Erich Paulsen was born in a small village near Berlin. Erich showed a prodigious talent for painting as he was growing up but his father urged him to learn a “normal” profession and so he became a varnisher and whitewasher.
The foreman at his workplace painted landscapes in his free time and the young Paulsen observed him, eager to try and paint. With no money to buy paint or brushes himself, Erich Paulsen took some of the foreman’s paints to experiment with. Unable to take the brushes, which the foreman kept in a separate place, Paulsen was forced to use the spatula which he normally took to remove old layers of colour and he painted a landscape with houses. When the foreman saw this he looked at Paulsen’s first painting and said was astounded. Realising that the young painter had much more ability and natural skill than he, the foreman gave Paulsen all of his painting materials.
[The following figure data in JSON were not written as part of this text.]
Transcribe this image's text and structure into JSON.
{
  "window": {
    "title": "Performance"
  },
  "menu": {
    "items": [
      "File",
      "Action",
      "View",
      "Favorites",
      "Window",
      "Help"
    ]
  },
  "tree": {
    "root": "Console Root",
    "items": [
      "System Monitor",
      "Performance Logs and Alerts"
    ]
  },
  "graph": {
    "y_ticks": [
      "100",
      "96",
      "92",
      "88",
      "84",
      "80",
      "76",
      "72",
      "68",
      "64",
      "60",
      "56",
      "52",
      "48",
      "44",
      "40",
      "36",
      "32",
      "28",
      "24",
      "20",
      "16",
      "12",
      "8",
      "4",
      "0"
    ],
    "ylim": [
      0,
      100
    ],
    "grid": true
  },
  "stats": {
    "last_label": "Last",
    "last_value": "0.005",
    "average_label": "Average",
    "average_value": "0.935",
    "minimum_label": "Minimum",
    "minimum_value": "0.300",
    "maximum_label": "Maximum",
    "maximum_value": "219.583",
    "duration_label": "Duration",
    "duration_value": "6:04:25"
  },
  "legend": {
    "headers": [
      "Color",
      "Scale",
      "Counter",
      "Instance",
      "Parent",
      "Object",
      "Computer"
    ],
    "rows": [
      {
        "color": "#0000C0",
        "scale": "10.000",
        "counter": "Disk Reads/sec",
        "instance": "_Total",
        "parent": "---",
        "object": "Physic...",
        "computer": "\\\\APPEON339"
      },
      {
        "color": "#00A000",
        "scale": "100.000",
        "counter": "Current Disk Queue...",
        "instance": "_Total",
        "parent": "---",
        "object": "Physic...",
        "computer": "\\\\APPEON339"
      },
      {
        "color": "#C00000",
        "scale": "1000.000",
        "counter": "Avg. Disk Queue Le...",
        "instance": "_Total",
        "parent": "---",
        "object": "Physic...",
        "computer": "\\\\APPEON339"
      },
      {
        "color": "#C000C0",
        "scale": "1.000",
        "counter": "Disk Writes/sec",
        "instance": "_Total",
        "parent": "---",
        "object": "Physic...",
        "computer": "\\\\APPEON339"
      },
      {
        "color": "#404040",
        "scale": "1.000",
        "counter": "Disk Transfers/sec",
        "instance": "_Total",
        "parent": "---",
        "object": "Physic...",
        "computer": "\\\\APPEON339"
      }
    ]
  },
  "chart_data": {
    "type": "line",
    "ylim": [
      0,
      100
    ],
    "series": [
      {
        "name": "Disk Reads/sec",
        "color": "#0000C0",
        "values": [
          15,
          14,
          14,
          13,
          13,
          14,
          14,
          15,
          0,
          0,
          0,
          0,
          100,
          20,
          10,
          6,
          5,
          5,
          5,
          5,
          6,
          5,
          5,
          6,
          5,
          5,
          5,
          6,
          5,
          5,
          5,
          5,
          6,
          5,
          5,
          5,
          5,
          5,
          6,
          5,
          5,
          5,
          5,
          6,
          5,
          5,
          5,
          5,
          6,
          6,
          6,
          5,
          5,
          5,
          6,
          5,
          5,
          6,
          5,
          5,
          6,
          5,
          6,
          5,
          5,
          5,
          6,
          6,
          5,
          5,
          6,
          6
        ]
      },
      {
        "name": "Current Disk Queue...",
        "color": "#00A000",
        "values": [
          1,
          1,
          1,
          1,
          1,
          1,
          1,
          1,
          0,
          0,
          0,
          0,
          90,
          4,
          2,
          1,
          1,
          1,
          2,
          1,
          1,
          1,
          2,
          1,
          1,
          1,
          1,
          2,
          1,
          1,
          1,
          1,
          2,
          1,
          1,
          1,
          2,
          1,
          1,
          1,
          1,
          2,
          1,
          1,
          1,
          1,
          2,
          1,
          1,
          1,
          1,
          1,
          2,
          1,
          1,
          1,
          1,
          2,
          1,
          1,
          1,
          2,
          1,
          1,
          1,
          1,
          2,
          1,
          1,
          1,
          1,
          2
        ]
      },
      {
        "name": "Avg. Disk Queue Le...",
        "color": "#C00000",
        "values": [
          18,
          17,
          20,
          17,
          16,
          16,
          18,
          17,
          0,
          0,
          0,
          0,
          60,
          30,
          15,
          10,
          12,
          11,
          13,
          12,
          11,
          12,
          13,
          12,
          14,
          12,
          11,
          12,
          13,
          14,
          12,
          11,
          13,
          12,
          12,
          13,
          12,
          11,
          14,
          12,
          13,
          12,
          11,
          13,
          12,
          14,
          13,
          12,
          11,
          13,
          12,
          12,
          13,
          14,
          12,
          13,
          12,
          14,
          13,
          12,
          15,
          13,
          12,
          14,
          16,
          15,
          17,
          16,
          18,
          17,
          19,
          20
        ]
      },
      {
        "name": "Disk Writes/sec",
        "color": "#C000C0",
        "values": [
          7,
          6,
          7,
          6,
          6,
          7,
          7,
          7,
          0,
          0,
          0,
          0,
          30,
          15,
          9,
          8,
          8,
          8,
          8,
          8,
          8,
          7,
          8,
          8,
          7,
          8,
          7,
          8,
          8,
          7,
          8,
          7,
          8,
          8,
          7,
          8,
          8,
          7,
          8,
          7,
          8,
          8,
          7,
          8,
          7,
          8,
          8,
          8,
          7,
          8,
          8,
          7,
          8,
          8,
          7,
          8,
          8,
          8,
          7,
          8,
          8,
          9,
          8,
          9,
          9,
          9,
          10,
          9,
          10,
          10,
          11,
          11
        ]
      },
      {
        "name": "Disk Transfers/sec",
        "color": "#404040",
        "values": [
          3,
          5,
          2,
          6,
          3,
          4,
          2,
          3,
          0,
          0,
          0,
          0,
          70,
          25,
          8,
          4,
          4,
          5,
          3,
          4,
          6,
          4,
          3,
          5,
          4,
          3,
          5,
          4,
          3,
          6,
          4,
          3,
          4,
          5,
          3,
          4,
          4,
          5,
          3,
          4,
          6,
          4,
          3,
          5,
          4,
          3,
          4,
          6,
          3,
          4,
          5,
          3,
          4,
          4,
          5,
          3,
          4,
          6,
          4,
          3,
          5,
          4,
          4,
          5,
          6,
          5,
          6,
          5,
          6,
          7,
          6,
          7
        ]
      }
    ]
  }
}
This was the start for a very successful artistic career, which led him to the Master School for Painting up to one of the most known artists.
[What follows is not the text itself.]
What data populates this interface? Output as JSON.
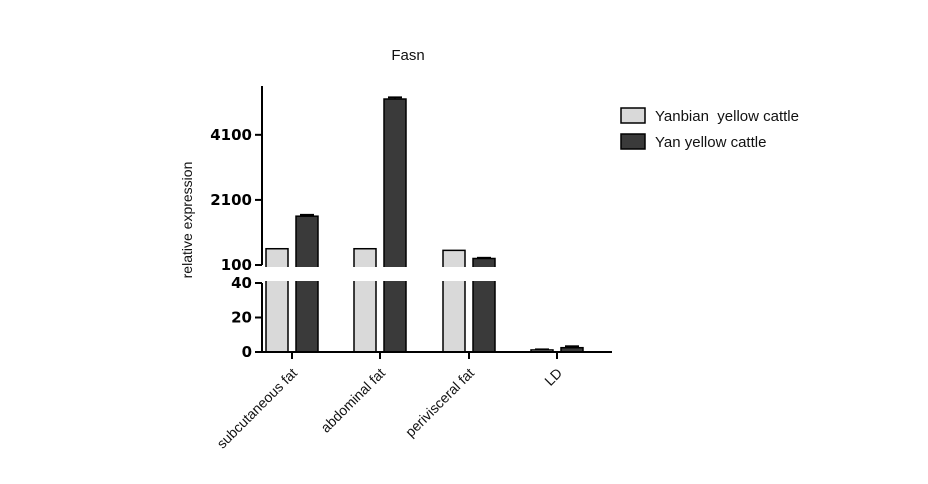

In general Erich Paulsen prefers to paint landscapes and city scenes. The vibrancy of his palette and strong textural approach using a palette knife, give his paintings a flair that is completely unique in the field of contemporary art. Paulsen continues the legacy of impressionist painting and bring his work into the modern age. Critically Paulsen has attracted high acclaim throughout the world. His work has been recognised in several exhibitions from New York to Sydney and he enjoys a growing collective of serious collectors.